I slept.   And then the next morning, my clock radio woke me up to this particular part of this song by Rascal Flatts:

What hurts the most was being so close
And havin' so much to say
And watchin' you walk away
And never knowin' what could've been
And not seein' that lovin' you
Is what I was trying to do

The words say it. I’ve tried to tell my daughter before but it always came across as unsupportive. I want to support.  I thought I had been supporting.  They are walking away from nearly two years of open arms childcare.  They’re walking away from a willingness to continue indefinitely.
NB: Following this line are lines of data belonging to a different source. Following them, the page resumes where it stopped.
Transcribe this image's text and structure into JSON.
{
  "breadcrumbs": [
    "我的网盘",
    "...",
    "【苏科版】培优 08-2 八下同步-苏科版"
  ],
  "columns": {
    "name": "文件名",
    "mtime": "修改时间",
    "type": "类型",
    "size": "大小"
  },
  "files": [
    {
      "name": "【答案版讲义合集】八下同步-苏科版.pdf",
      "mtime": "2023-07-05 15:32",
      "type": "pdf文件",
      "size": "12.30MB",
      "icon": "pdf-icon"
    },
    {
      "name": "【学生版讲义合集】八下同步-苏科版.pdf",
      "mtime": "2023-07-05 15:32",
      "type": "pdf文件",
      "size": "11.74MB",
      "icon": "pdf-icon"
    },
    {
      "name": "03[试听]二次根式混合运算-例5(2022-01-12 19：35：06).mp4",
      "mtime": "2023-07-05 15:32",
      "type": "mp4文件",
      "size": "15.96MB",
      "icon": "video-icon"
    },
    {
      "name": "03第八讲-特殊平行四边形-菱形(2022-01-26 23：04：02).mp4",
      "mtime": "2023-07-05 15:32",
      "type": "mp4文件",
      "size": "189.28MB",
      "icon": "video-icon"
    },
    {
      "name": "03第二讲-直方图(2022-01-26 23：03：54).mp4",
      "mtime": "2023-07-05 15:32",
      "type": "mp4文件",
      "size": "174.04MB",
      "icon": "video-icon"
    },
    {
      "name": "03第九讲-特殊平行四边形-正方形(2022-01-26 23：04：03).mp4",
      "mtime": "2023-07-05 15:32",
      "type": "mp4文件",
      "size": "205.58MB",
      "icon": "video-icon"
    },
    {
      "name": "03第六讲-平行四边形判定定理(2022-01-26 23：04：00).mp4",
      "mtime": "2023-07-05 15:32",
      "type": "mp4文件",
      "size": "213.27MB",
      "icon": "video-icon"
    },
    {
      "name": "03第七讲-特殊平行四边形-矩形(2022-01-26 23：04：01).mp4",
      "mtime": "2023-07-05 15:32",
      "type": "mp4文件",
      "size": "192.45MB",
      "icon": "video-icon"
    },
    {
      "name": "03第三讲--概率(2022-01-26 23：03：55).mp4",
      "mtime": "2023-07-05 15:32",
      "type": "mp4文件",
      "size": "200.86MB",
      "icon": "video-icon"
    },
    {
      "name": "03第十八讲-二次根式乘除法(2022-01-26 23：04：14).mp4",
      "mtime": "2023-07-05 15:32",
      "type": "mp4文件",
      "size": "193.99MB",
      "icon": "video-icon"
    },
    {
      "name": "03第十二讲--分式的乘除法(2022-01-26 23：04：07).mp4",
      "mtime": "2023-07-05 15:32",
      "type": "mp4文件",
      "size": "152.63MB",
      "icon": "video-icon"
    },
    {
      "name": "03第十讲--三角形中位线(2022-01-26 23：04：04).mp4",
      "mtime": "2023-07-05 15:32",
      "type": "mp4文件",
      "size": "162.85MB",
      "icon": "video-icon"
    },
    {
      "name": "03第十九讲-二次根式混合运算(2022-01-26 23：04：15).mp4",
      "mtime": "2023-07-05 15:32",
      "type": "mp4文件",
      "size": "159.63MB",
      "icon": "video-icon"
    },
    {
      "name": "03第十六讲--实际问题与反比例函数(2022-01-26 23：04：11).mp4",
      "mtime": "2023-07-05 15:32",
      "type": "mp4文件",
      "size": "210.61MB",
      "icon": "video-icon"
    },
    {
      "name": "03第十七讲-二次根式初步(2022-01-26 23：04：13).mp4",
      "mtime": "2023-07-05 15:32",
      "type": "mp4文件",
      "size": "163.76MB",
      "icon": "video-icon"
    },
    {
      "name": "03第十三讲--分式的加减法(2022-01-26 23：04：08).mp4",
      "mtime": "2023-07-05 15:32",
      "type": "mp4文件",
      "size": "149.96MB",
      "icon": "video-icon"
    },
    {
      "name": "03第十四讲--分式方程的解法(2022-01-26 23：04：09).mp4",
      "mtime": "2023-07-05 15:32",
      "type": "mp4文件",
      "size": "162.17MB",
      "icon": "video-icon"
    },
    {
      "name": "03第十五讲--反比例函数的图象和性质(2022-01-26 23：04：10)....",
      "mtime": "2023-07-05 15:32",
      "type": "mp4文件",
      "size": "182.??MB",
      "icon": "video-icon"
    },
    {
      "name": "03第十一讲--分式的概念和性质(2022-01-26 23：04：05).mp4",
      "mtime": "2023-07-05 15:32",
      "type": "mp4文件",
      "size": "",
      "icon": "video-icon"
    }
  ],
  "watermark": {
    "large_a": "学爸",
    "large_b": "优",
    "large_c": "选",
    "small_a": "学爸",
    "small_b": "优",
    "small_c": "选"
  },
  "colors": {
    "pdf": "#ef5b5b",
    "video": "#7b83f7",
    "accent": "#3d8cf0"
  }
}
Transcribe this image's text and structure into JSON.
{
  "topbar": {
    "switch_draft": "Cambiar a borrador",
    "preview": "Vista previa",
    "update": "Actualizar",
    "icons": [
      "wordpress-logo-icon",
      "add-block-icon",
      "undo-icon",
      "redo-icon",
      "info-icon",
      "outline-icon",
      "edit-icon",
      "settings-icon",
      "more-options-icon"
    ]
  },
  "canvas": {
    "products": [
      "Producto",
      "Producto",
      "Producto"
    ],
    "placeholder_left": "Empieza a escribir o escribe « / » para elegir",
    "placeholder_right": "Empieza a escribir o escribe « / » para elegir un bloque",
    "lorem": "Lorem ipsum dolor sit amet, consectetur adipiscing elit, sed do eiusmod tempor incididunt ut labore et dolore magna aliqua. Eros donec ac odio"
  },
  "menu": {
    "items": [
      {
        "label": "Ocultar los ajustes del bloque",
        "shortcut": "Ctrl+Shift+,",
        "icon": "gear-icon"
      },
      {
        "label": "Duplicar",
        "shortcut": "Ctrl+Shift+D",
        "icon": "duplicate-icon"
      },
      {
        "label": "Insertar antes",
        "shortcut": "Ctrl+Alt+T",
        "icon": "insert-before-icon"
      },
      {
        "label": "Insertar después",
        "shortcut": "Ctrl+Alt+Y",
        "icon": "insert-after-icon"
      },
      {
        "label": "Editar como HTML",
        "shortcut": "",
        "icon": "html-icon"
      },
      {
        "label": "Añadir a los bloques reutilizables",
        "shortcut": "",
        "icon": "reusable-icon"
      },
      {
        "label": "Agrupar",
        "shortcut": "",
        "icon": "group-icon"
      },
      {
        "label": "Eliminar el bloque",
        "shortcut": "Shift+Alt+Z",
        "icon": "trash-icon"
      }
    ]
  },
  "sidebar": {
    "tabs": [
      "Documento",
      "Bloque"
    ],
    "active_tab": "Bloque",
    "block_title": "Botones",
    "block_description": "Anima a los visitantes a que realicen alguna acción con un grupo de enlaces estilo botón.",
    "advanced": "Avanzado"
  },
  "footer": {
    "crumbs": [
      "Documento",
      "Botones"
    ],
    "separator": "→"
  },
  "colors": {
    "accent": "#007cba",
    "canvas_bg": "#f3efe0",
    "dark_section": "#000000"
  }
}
I was ready to  welcome child number two.  I thought I was loving them the deepest, most profound way I possibly could.  And they are walking away from it all to live hundreds of miles away.

I wrote the words of the song down

in my morning pages and just sat there, looking at them.  And I cried again as I wrote the whole event out in longhand, dumping it onto paper, with all the anger and grief that filled me, hoping that I could find some relief from the pain.

After three pages, I wasn’t crying anymore.

I had moved on to the reality that my daughter is pregnant, has a two year old little boy and she is now moving away from her family, friends, a job she loves, and doctors she trusts.  Her burdens, right now, are heavier than mine.  She doesn’t need to carry me as well.  Stop crying in front of her.  Let her talk about her fears.  Be her mother!  I was able to support her through my divorce from her dad, his death, multiple boyfriend breakups, buying her first home, getting married, having her first baby.  I can support her through this.

She is trying to be a support for her husband.  She loves him and her family.  That doesn’t mean that she no longer loves me.  It also doesn’t me that she is walking away without appreciation for the things I’ve done over the past two years.  It’s time to let go.

And so I closed the journal

with a new resolve.  I closed my eyes for a minute.  They were burning from all the crying and too little sleep.  When I opened my eyes, I said to myself, “Alright, it’s time to open your arms up to your daughter this morning…

With a vow to help her walk through that door.